À l'opposé soyons modeste pour l'avenir. Dans cette partie du monde on ne verra pas de révolutions tranquilles. Les murs de l'autocratie ne s'écrouleront pas par une simple bonne poussée. Nous en avons vu les signaux, les décapitations par les insurgés en Irak, les bombes-suicide en Arabie saoudite et les meurtriers de Rafik Hariri. Le vieil ordre du Moyen Orient ne s'évanouira pas tranquillement dans une nuit calme. Essayez de mettre une fleur dans le canon de leur fusil, vous perdrez votre main et votre tête sur le champ.

 

Je n'écris pas ces quelques mots pour vous suggérez que nous nous sacrifions pour rien en Irak. Je le fais pour insister sur le fait que nous sommes aux premières étapes d'un très long voyage. Le fait que tous ces extrémistes, autocrates et voyous aient recours à une violence inouïe montre qu'ils ont déjà perdu la guerre des idées, dans la rue arabe!

Les forces progressistes émergentes doivent encore faire la preuve qu'elles sont capables de construire des politiques différentes, non pas autour d'un équilibre de clans, mais autour d'une communauté nationale, non pas autour d'un soit-disant ennemi commun, mais autour d'aspirations communes. Il ne faut pas perdre de vue que les notions d'état et de citoyenneté ne sont pas bien ancrées dans le monde arabe; elles sont encore fragiles. Il y a peu de sociétés civiles en dehors des mosquées, peu d'expérience d'une presse libre, de marchés ouverts et de véritables démocraties parlementaires dans leur histoire. Sur quoi construire, quand le mur tombera ?

 

Rafik Hariri était un challenger de cet état de fait, âme progressiste quoique imparfaite. C'est la raison pour laquelle tant de jeunes Arabes ont été bouleversés par sa disparition. Il représentait une rupture dans le vide politique arabe de ce dernier demi-siècle. Et si vous voulez savoir combien d'Arabes souhaitaient cette rupture, lisez un seul éditorial, celui du principal journal libanais, Al Nahar, vendredi dernier, écrit par Samir Kassir.
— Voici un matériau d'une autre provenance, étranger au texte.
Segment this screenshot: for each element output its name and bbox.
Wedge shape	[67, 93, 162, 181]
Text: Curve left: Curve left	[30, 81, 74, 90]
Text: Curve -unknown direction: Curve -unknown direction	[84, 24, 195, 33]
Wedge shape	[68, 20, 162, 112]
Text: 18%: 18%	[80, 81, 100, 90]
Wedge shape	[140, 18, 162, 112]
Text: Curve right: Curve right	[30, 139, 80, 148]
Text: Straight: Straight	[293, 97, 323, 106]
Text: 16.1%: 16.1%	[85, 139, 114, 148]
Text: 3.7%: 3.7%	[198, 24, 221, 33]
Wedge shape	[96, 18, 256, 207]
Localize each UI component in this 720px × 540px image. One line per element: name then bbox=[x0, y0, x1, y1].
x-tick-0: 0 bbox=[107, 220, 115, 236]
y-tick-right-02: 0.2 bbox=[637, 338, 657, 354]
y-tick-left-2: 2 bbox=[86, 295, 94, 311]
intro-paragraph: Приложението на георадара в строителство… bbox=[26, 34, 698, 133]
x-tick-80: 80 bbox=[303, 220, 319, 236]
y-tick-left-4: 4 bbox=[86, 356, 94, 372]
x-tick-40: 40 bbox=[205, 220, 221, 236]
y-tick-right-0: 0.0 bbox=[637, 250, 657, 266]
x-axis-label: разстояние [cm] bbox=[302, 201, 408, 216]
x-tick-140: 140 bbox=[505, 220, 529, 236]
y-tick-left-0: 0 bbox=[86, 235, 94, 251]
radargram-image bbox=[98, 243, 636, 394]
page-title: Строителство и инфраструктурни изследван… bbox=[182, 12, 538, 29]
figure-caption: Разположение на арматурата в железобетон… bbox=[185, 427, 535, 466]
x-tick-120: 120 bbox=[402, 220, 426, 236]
Dîtes moi svp si vous avez lu quelque chose de semblable dans un journal arabe sous domination syrienne?

"Tout au long de l'histoire, les rues de Beyrouth ont été réservées pour la défense des causes panarabes. Mais lors des funérailles de Rafik Hariri, le nationalisme arabe a changé d'objectif. Aujourd'hui, cette cause nationaliste s'est rétrécie au seul but de se débarrasser de régimes de la terreur et des coups d'état, et de regagner la liberté des peuples, comme prélude à une vraie renaissance arabe. C'est pourquoi des centaines de milliers de citoyens libres ont marché derrière la dépouille de Rafik Hariri, alors qu'un piètre cortège mobilisé par le parti unique et sa police secrète a défilé derrière celle de Hafez al Assad, il y a quelques années. Avec ces funérailles de Hariri, Beyrouth est devenue le cœur qui bat d'un nouveau nationalisme arabe…. Ce nationalisme est celui d'hommes et de femmes libres, des citoyens ayant un libre arbitre. C'est ce que devrait craindre le plus un régime tyrannique tel que celui de la Syrie, s'il tarde à lever son hégémonie  sur Beyrouth et le Liban".